Veach will step out of his comfort zone to race this midget car in the Driven2SaveLives BC39. James Black / Penske Entertainment

Inspired by what he’s found in short track racing, Veach entered this weekend’s BC39 race at the Indianapolis Motor Speedway, named in honor of the late oval maestro Bryan Clauson who also made a few Indy 500 starts.

“I always looked up to Bryan when I was younger because he was like my upperclassmen,” Veach added. “So seeing him get his chance in Indianapolis, I always had a lot of respect for Bryan and as I’ve gotten my feet wet in dirt racing, the BC39 and the Chili Bowl had always been on my list of things that I wanted to do if I ever got the shot.

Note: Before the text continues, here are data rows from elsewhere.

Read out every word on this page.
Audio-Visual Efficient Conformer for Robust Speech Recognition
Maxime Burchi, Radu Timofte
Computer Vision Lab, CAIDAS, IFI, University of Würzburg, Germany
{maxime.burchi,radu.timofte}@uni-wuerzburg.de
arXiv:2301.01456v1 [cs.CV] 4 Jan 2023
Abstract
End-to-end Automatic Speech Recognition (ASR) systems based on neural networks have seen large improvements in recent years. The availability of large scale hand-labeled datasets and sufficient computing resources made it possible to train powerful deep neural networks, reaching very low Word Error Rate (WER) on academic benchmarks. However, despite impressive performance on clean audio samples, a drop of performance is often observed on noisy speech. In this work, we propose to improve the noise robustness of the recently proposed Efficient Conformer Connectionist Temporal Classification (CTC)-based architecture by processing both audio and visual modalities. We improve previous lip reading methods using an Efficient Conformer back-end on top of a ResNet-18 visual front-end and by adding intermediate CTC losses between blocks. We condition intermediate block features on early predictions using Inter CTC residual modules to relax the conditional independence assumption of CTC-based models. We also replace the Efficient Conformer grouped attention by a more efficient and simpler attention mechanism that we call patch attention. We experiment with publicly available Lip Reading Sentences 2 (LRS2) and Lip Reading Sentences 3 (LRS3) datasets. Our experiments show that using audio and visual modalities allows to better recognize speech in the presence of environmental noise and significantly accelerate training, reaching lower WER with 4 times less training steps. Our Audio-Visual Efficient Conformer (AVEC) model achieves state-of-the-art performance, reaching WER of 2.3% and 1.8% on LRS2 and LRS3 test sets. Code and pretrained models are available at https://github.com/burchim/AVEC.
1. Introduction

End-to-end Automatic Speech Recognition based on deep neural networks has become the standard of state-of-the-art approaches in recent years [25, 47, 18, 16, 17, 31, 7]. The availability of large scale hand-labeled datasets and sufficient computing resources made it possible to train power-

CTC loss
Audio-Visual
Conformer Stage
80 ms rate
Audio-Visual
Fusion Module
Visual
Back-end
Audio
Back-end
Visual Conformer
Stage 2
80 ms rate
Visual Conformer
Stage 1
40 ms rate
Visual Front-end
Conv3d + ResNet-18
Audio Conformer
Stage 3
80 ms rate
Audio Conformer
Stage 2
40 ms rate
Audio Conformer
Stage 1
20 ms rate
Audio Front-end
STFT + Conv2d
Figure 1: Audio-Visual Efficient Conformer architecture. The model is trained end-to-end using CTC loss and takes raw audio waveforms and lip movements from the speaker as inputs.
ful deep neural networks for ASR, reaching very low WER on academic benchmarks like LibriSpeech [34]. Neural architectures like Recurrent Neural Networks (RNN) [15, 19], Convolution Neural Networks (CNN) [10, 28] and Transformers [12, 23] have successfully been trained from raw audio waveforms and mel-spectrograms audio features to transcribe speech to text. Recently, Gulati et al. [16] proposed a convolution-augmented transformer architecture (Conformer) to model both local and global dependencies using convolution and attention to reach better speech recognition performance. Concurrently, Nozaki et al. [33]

“This will be my first time ever racing a midget and my third-ever dirt race. So the expectations around the weekend are about learning. I’m so excited and just looking at this year is like all just learning and hopefully becoming good enough to belong with them. I just respect them to the utmost.”

Being away from open-wheel for a little while has been a powerful tonic for Veach. Through coaching Francis Jr, racing sprint cars, and trying to earn the respect of the midget racing community, the pull of his original dream has returned.

“The perfect year of racing for me would be doing some short track racing, going full-time again in IMSA and coming back to do the Indy 500,” Veach said. “Because I’ve spent enough time away now but I can show back up at the paddock and I’m very happy and fortunate to be there coaching Ernie. And I honestly didn’t realize how much I missed my IndyCar family until the Iowa weekend.

“I showed up to help Force Indy and all my old mechanics from various teams and engineers and everyone was so happy to see me back in the paddock that it was it was very heartwarming. I don’t know why I stayed away for so long. I need to get back, at least to Indy, so that’s also something I’m working on. To come back and feel so welcomed, man, I can’t really say how much that actually meant to me.”